Wow--this went sideways.  I blame most things on Hunter S. Thompson, but I'll throw in Kerouac and Bukowski and the whole Literary Rat Pack of the 80's, too.  Not that anybody reads anymore, but it doesn't matter.  Not everybody read "Interpretation of Dreams" when Freud published it at the turn of the 20th century, but everybody was influenced by it.  Shit just gets in the culture.  

Tennessee stopped by last night to look at some repairs I need to make.  When we were done and I walked him to his truck, a car pulled into my driveway.  There was a big dog staggering around in the road.  

"I think that dog got hit by a car," T said.  I thought it was the dog who loves me, the big Labradoodle named Ace.  I started calling him and walking down the street.  The lady in the car asked, "Do you know him?"  

"I don't know if that is him or not." 

Tennessee followed me down the road.  The dog was staggering away from me. Then another big dog came out and got between us.  Then I knew whose dog it was.  The two dogs lived down the street from me in the big brick house owned by a contractor and his pretty, skittish wife.  I've only seen them about twice in the years they have lived there.  

The dog kept walking and falling and struggling to get back up, his buddy running circles around him and barking.  

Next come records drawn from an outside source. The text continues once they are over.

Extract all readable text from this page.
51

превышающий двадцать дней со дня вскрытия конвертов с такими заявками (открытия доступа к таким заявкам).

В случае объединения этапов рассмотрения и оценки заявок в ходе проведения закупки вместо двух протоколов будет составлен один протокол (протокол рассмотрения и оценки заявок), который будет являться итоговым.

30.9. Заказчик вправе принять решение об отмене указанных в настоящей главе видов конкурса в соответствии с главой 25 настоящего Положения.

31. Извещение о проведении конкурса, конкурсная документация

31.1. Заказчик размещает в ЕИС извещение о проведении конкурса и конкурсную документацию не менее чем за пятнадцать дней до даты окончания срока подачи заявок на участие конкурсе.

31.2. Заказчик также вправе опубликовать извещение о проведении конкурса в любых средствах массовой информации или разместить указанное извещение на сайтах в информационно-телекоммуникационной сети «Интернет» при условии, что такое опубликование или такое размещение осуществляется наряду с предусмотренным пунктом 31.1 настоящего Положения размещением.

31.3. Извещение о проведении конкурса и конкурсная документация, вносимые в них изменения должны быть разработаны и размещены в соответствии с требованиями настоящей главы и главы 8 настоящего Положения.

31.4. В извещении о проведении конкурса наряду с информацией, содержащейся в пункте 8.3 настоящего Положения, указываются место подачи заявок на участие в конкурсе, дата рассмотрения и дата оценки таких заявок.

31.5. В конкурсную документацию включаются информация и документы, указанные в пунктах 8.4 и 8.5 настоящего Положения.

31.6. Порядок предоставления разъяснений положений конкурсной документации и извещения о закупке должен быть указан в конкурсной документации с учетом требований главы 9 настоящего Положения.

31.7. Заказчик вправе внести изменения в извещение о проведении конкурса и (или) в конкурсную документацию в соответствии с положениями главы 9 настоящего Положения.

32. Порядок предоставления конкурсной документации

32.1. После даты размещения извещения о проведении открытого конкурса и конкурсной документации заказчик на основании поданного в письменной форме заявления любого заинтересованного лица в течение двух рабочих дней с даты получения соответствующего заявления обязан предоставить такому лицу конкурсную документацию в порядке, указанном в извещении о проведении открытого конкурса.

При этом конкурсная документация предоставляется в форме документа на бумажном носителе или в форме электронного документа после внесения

"It's o.k., it's o.k." I kept saying.  I caught up with them just as they turned down the long driveway to the house.  I thought the healthy dog might try to attack me as I walked to the door, but I heard a woman's voice call him from the back of the house.  I rang the doorbell and went to see the other dog who was just standing in the drive.  Then the front door opened.  It was the woman.  I realized I was barefoot wearing shorts and a t-shirt and carrying a glass of whiskey.  I like making a good impression.  

"Is this your dog?"

"Oh, yes. . . . "

"I think he might have gotten hit by a car.  He was staggering around in the street and. . . ."

"Oh, no. . . he is old.  He's had a couple of strokes.  I've thought about putting him down. . . ."

I didn't say, "Holy shit, lady!" but I thought it.  She thanked me for bringing the dog home, and Tennessee and I headed back to the house.  

It was nine-thirty when T went home.  I sat on the couch and listened to a reading of Didion's "Slouching toward Bethlehem"--sort of.  When I woke up, it was midnight.  

It is another, maybe the last, in a string of unbelievable days.  I must get out into it.  These days make me happy.  But of course, you know. . . I'm over thirty.